The dismal pass rate on the July exam reignited the debate over the California test and its pass rate, which is significantly lower than those in other states. The state bar is nearing completion of a report analyzing data about law school students, their LSAT scores and other factors that may influence bar exam scores. The second job-skills analysis is expected to be completed in the summer of 2019.

Jennifer Mnookin

In an op-ed last week in the Los Angeles Times, the deans of three California law schools called on the state bar, the Legislature and the state Supreme Court to lower the cut score.

University of California, Hastings College of the Law's David Faigman, University of San Diego School of Law's Stephen C. Ferruolo and University of California, Los Angeles' Jennifer Mnookin wrote that the high exam failure rate is hurting the job prospects of otherwise competent would-be lawyers. Moreover, they wrote, there's no proof the high bar for passing the test provides greater protection to the public from bad lawyers.

“By all means, let's keep studying the issues, but that shouldn't hold us back from making the sensible decision to align the state's cut score with the rest of the nation,” the deans wrote. “Until this happens, California's high failure rate remains both sui generis and a self-inflicted wound.”

The chairman of the Assembly Judiciary Committee also called on the bar and the Supreme Court to take a “fresh look” at the bar exam's viability.

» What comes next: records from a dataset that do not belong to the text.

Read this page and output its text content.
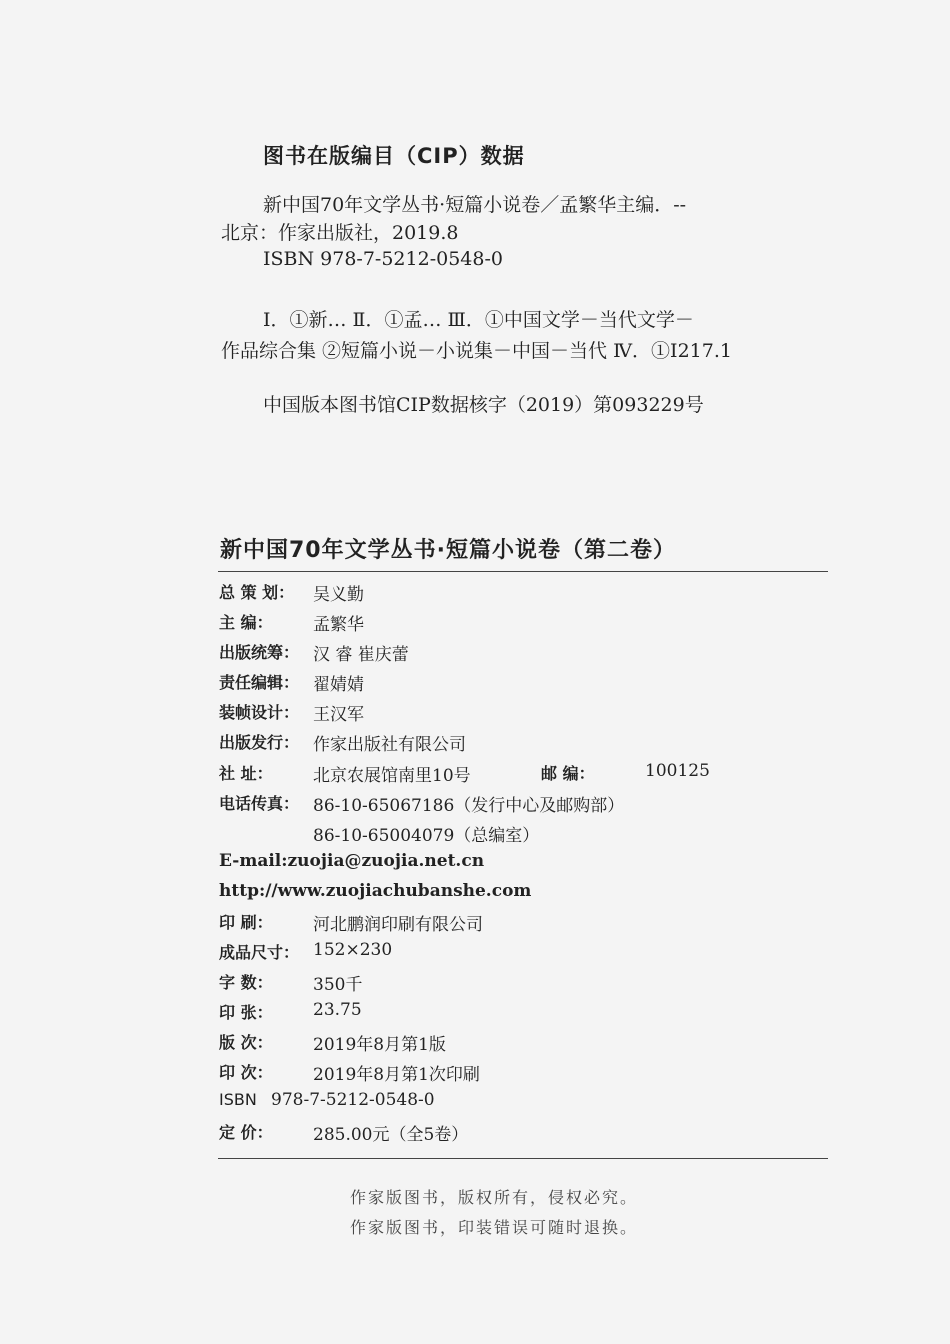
图书在版编目（CIP）数据
新中国70年文学丛书·短篇小说卷／孟繁华主编．--
北京：作家出版社，2019.8
ISBN 978-7-5212-0548-0
Ⅰ．①新… Ⅱ．①孟… Ⅲ．①中国文学－当代文学－
作品综合集 ②短篇小说－小说集－中国－当代 Ⅳ．①I217.1
中国版本图书馆CIP数据核字（2019）第093229号
新中国70年文学丛书·短篇小说卷（第二卷）
总 策 划： 吴义勤
主 编： 孟繁华
出版统筹： 汉 睿 崔庆蕾
责任编辑： 翟婧婧
装帧设计： 王汉军
出版发行： 作家出版社有限公司
社 址： 北京农展馆南里10号	邮 编：	100125
电话传真： 86-10-65067186（发行中心及邮购部）
86-10-65004079（总编室）
E-mail:zuojia@zuojia.net.cn
http://www.zuojiachubanshe.com
印 刷： 河北鹏润印刷有限公司
成品尺寸： 152×230
字 数： 350千
印 张： 23.75
版 次： 2019年8月第1版
印 次： 2019年8月第1次印刷
ISBN 978-7-5212-0548-0
定 价： 285.00元（全5卷）
作家版图书，版权所有，侵权必究。
作家版图书，印装错误可随时退换。
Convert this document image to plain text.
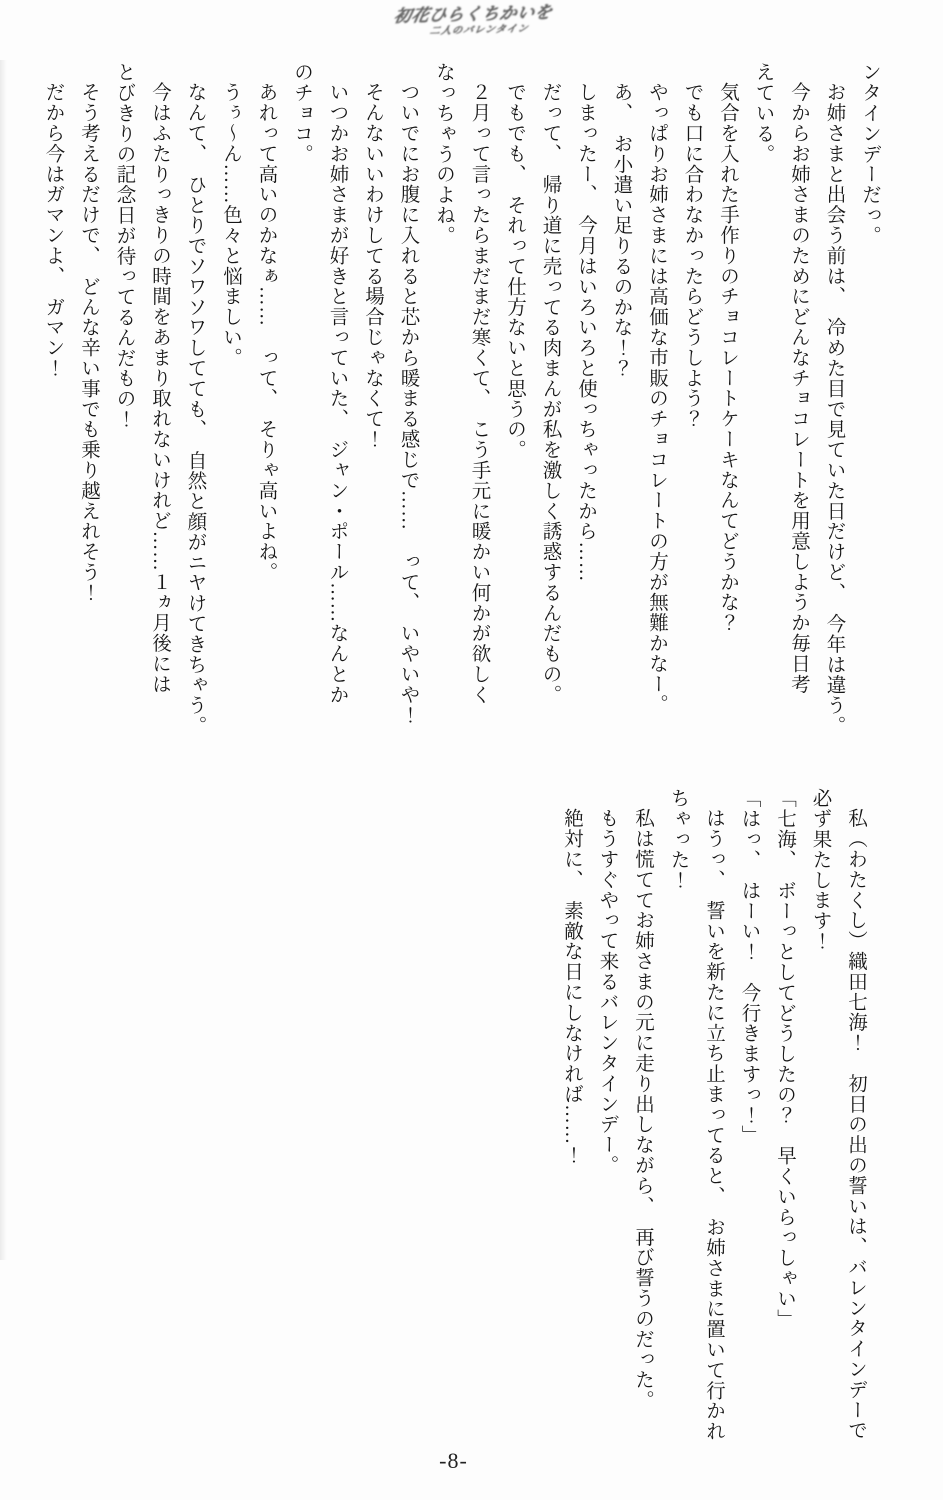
初花ひらくちかいを
二人のバレンタイン

ンタインデーだっ。

お姉さまと出会う前は、　冷めた目で見ていた日だけど、　今年は違う。

今からお姉さまのためにどんなチョコレートを用意しようか毎日考

えている。

気合を入れた手作りのチョコレートケーキなんてどうかな？

でも口に合わなかったらどうしよう？

やっぱりお姉さまには高価な市販のチョコレートの方が無難かなー。

あ、　お小遣い足りるのかな！？

しまったー、　今月はいろいろと使っちゃったから……

だって、　帰り道に売ってる肉まんが私を激しく誘惑するんだもの。

でもでも、　それって仕方ないと思うの。

２月って言ったらまだまだ寒くて、　こう手元に暖かい何かが欲しく

なっちゃうのよね。

ついでにお腹に入れると芯から暖まる感じで……　って、　いやいや！

そんないいわけしてる場合じゃなくて！

いつかお姉さまが好きと言っていた、　ジャン・ポール……なんとか

のチョコ。

あれって高いのかなぁ……　って、　そりゃ高いよね。

うぅ〜ん……色々と悩ましい。

なんて、　ひとりでソワソワしてても、　自然と顔がニヤけてきちゃう。

今はふたりっきりの時間をあまり取れないけれど……１ヵ月後には

とびきりの記念日が待ってるんだもの！

そう考えるだけで、　どんな辛い事でも乗り越えれそう！

だから今はガマンよ、　ガマン！

私（わたくし）織田七海！　初日の出の誓いは、バレンタインデーで

必ず果たします！

「七海、　ボーっとしてどうしたの？　早くいらっしゃい」

「はっ、　はーい！　今行きますっ！」

はうっ、　誓いを新たに立ち止まってると、　お姉さまに置いて行かれ

ちゃった！

私は慌ててお姉さまの元に走り出しながら、　再び誓うのだった。

もうすぐやって来るバレンタインデー。

絶対に、　素敵な日にしなければ……！

-8-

“The longer the downward trend continues, the more likely it will be that highly qualified applicants to law school are deterred from pursuing a career in the law and will opt for other career paths,” Assemblyman Mark Stone, D-Scotts Valley, said. “The trend will further perpetuate the downward trajectory of bar passage rates, negatively affect diversity of the legal profession and the bench, and ultimately hurt public access to justice.”